An East Side childhood, by the book

| 27 Oct 2014 | 12:06


    By Catherine Roberts
    Reading from his new book, author Thomas Pryor was so engrossed in his story about listening to a Giants game as a kid that he gestured with both his hands, and his book snapped shut. He lost his place in the reading.
    It didn’t matter, he told his audience at the Yorkville Barnes & Noble Friday night. He left the book closed and finished telling the story.
    Though he was surrounded by storytellers growing up, Pryor, wo is 60, didn’t write his first story until age 49. Now he’s a full-time writer and storyteller, and Pryor said that publishing “I Hate the Dallas Cowboys: Tales of a Scrappy New York Boyhood,” his new memoir about growing up in Yorkville, marks the next phase of his writing career.
    Before he became a writer (he’s been published in Our Town, among other outlets), Pryor said he spent about a decade as primary caretaker for his mother, father, grandmother and brother.
    “The last one of them died in ‘03,” he said. “I was lost because I was so used to taking care of people, and I had no one to take care of. My daughter was 15, she could easily have taken care of me, and I didn’t know what to do.”
    A friend suggested Pryor take a week-long writing workshop in Vancouver. He said in the five days, he wrote five stories.
    His first stories were about his childhood, he said, because he grew up hearing stories.
    “I was surrounded by people who liked to talk about the past,” he said.
    Walking around Yorkville, Pryor has a story about most anything in sight. The Best Buy at East 86th Street and Lexington Avenue, for instance: “That building right there, that was RKO,” he said.
    RKO 86th Street Threatre was one of several neighborhood movie theaters.
    “It was so big, and when we played tag,” he said, “you could hide in the urinal.”
    “We could stay in the RKO for seven or eight hours,” he said.
    Pryor said that although he’s thrilled with his book’s publication, he thinks it’s time for a change.
    “Tonight is like an Irish wake for me,” he said. “It’s time to stop writing about myself as a youth in Yorkville.”
    Pryor is also an avid photographer and always carries a point-and-shoot camera.
    He has previously published his photos in a book, “River to River: New York Scenes from a Bicycle.”
    Now he plans to write about the process of taking pictures.
    “When I’m shooting I’m not dwelling in the past,” he said.
    He said his father also used to bike around New York City taking photos.
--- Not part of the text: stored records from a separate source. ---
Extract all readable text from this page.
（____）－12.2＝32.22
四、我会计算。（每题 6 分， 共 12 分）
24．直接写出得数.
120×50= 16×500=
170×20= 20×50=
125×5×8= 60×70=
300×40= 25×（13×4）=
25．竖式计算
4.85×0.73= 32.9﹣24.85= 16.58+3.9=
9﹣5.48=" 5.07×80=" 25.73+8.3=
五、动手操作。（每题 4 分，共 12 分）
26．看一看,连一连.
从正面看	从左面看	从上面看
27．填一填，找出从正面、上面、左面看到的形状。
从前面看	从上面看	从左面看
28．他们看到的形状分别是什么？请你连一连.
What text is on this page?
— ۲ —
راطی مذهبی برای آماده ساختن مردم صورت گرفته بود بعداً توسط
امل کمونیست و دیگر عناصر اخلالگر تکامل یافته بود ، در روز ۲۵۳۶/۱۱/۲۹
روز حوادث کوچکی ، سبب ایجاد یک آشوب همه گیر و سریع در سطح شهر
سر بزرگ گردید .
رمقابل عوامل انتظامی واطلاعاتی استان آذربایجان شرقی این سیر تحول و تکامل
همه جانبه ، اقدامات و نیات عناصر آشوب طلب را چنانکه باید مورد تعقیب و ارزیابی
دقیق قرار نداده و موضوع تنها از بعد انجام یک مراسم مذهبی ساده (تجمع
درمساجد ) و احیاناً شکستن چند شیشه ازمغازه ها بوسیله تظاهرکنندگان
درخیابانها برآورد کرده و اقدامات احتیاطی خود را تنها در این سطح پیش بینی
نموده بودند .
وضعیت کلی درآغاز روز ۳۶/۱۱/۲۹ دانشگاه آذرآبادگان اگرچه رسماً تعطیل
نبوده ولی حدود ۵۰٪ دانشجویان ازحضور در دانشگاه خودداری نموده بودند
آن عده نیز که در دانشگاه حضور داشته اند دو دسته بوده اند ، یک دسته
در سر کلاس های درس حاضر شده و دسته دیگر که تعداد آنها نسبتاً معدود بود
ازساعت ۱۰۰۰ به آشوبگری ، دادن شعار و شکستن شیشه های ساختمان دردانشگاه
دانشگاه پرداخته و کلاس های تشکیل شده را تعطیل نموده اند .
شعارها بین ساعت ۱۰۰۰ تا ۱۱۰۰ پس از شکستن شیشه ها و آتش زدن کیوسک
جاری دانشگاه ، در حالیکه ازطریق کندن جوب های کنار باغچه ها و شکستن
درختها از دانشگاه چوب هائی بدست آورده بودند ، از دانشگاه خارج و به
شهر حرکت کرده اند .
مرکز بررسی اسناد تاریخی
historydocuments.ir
    It’s sometimes not until months later, Pryor said, when he’s organizing his photos, that he realizes his father took a similar shot.
    “I see the two together,” he said, “and that’s when I want to write.”
    When his father was taking photographs, Pryor said, “He wasn’t frustrated, he wasn’t telling me what to do, he wasn’t not taking care of himself.”
    “I want to write about the freedom of that moment,” he said.
    Before his reading and book signing on Friday for “I Hate the Dallas Cowboys,” Pryor compared himself to other writers his age.
    “Most 60-year-old writers, most of what’s going on right now for me would be old hat,” he said. “But for me it’s exciting.”
    “It kind of fits the spirit of the book,” he said, “that my enthusiasm’s like I am 12.”